Eu égard à l’environnement socio politique actuel, quelles sont les difficultés que la CENI rencontre dans l’exécution de ses missions ?
Très honnêtement, je vais vous dire que par rapport aux désaccords politiques, la CENI elle-même dans son fonctionnement est consciente que l’opposition n’est pas dans ses rangs à l’heure où je vous parle. Mais l’opposition est dans la totalité de ses démembrements au niveau de l’intérieur. Autrement dit, au niveau de la capitale, il n’y a pas de participation de certains partis politiques, mais au niveau de l’ensemble des démembrements de la CENI à l’intérieur, tous les partis ont officiellement désigné leurs représentants au sein de nos commissions et ils travaillent avec nous. Cela veut dire qu’il y a quelque part une réelle volonté d’aller aux élections. Je comprends que pour les élections, les gens soient prudents. Mais je crois qu’ils font confiance à la CENI même si dans les protestations initiales et de manière tout à fait compréhensible, ils ont suspecté la CENI. Je comprends ça ; mais je leur dis : « Joignez-vous à nous ; nous allons ensemble construire ces élections et vous verrez qu’elles vont être les meilleures que le pays aient connues.
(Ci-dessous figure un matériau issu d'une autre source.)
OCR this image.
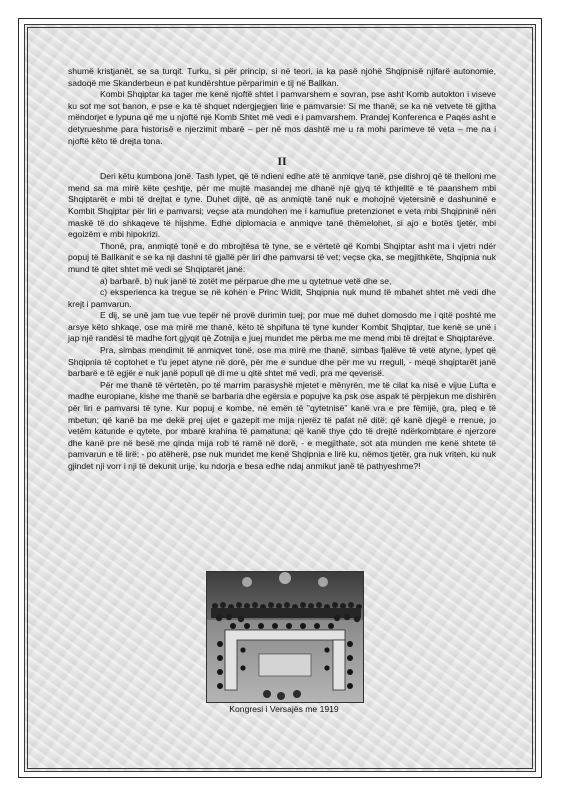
shumë kristjanët, se sa turqit. Turku, si për princip, si në teori, ia ka pasë njohë Shqipnisë njifarë autonomie, sadoqë me Skanderbeun e pat kundërshtue përparimin e tij në Ballkan.

Kombi Shqiptar ka tager me kenë njoftë shtet i pamvarshem e sovran, pse asht Komb autokton i viseve ku sot me sot banon, e pse e ka të shquet ndergjegjen lirie e pamvarsie: Si me thanë, se ka në vetvete të gjitha mëndorjet e lypuna që me u njoftë një Komb Shtet më vedi e i pamvarshem. Prandej Konferenca e Paqës asht e detyrueshme para historisë e njerzimit mbarë – per në mos dashtë me u ra mohi parimeve të veta – me na i njoftë këto të drejta tona.

II

Deri këtu kumbona jonë. Tash lypet, që të ndieni edhe atë të anmiqve tanë, pse dishroj që të thelloni me mend sa ma mirë këte çeshtje, për me mujtë masandej me dhanë një gjyq të kthjelltë e të paanshem mbi Shqiptarët e mbi të drejtat e tyne. Duhet dijtë, që as anmiqtë tanë nuk e mohojnë vjetersinë e dashuninë e Kombit Shqiptar për liri e pamvarsi; veçse ata mundohen me i kamufiue pretenzionet e veta mbi Shqipninë nën maskë të do shkaqeve të hijshme. Edhe diplomacia e anmiqve tanë thëmelohet, si ajo e botës tjetër, mbi egoizëm e mbi hipokrizi.

Thonë, pra, anmiqtë tonë e do mbrojtësa të tyne, se e vërtetë që Kombi Shqiptar asht ma i vjetri ndër popuj të Ballkanit e se ka nji dashni të gjallë për liri dhe pamvarsi të vet; veçse çka, se megjithkëte, Shqipnia nuk mund të qitet shtet më vedi se Shqiptarët janë:

a) barbarë, b) nuk janë të zotët me përparue dhe me u qytetnue vetë dhe se,

c) eksperienca ka tregue se në kohën e Princ Widit, Shqipnia nuk mund të mbahet shtet më vedi dhe krejt i pamvarun.

E dij, se unë jam tue vue tepër në provë durimin tuej; por mue më duhet domosdo me i qitë poshtë me arsye këto shkaqe, ose ma mirë me thanë, këto të shpifuna të tyne kunder Kombit Shqiptar, tue kenë se unë i jap një randësi të madhe fort gjyqit që Zotnija e juej mundet me përba me me mend mbi të drejtat e Shqiptarëve.

Pra, simbas mendimit të anmiqvet tonë, ose ma mirë me thanë, simbas fjalëve të vetë atyne, lypet që Shqipnia të coptohet e t'u jepet atyne në dorë, për me e sundue dhe për me vu rregull, - meqë shqiptarët janë barbarë e të egjër e nuk janë popull që di me u qitë shtet më vedi, pra me qeverisë.

Për me thanë të vërtetën, po të marrim parasyshë mjetet e mënyrën, me të cilat ka nisë e vijue Lufta e madhe europiane, kishe me thanë se barbaria dhe egërsia e popujve ka psk ose aspak të përpjekun me dishirën për liri e pamvarsi të tyne. Kur popuj e kombe, në emën të "qytetnisë" kanë vra e pre fëmijë, gra, pleq e të mbetun; që kanë ba me dekë prej ujet e gazepit me mija njerëz të pafat në ditë; që kanë djegë e rrenue, jo vetëm katunde e qytete, por mbarë krahina të pamatuna; që kanë thye çdo të drejtë ndërkombtare e njerzore dhe kanë pre në besë me qinda mija rob të ramë në dorë, - e megjithate, sot ata munden me kenë shtete të pamvarun e të lirë; - po atëherë, pse nuk mundet me kenë Shqipnia e lirë ku, nëmos tjetër, gra nuk vriten, ku nuk gjindet nji vorr i nji të dekunit urije, ku ndorja e besa edhe ndaj anmikut janë të pathyeshme?!

Kongresi i Versajës me 1919
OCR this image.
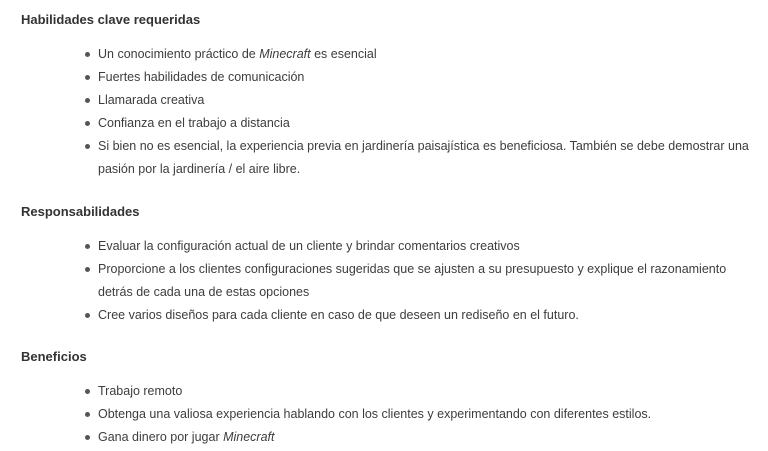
Habilidades clave requeridas
Un conocimiento práctico de Minecraft es esencial
Fuertes habilidades de comunicación
Llamarada creativa
Confianza en el trabajo a distancia
Si bien no es esencial, la experiencia previa en jardinería paisajística es beneficiosa. También se debe demostrar una pasión por la jardinería / el aire libre.
Responsabilidades
Evaluar la configuración actual de un cliente y brindar comentarios creativos
Proporcione a los clientes configuraciones sugeridas que se ajusten a su presupuesto y explique el razonamiento detrás de cada una de estas opciones
Cree varios diseños para cada cliente en caso de que deseen un rediseño en el futuro.
Beneficios
Trabajo remoto
Obtenga una valiosa experiencia hablando con los clientes y experimentando con diferentes estilos.
Gana dinero por jugar Minecraft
Voilà tout mon problème, et voilà le problème de la classe politique. Je sais que beaucoup d’entre eux nous téléphonent pour demander toute sorte de document inhérent au processus électoral. Beaucoup nous téléphonent pour demander l’ajustement de tel produit ou de telle activité chez eux. Je pense par exemple à l’enrôlement dans certaines localités ; tout en disant officiellement qu’elles ne participent pas au processus, des notabilités, chefs de partis de l’opposition, appellent la CENI, ou directement le président pour demander le perfectionnement de telle attitude chez eux. Pour moi, cela cache mal une réelle confiance dans la CENI. Mais les propos initialement dits, et que les gens n’ont pas eu l’occasion de corriger officiellement et publiquement rend difficile l’annonce publique de la participation de tous. Mais à ce que je crois, et ce que je sais, aucun parti politique n’a dit « je boycotterai ces élections ». Du reste, je sais qu’aucun parti politique qui veut survivre ne peut boycotter triomphalement les élections.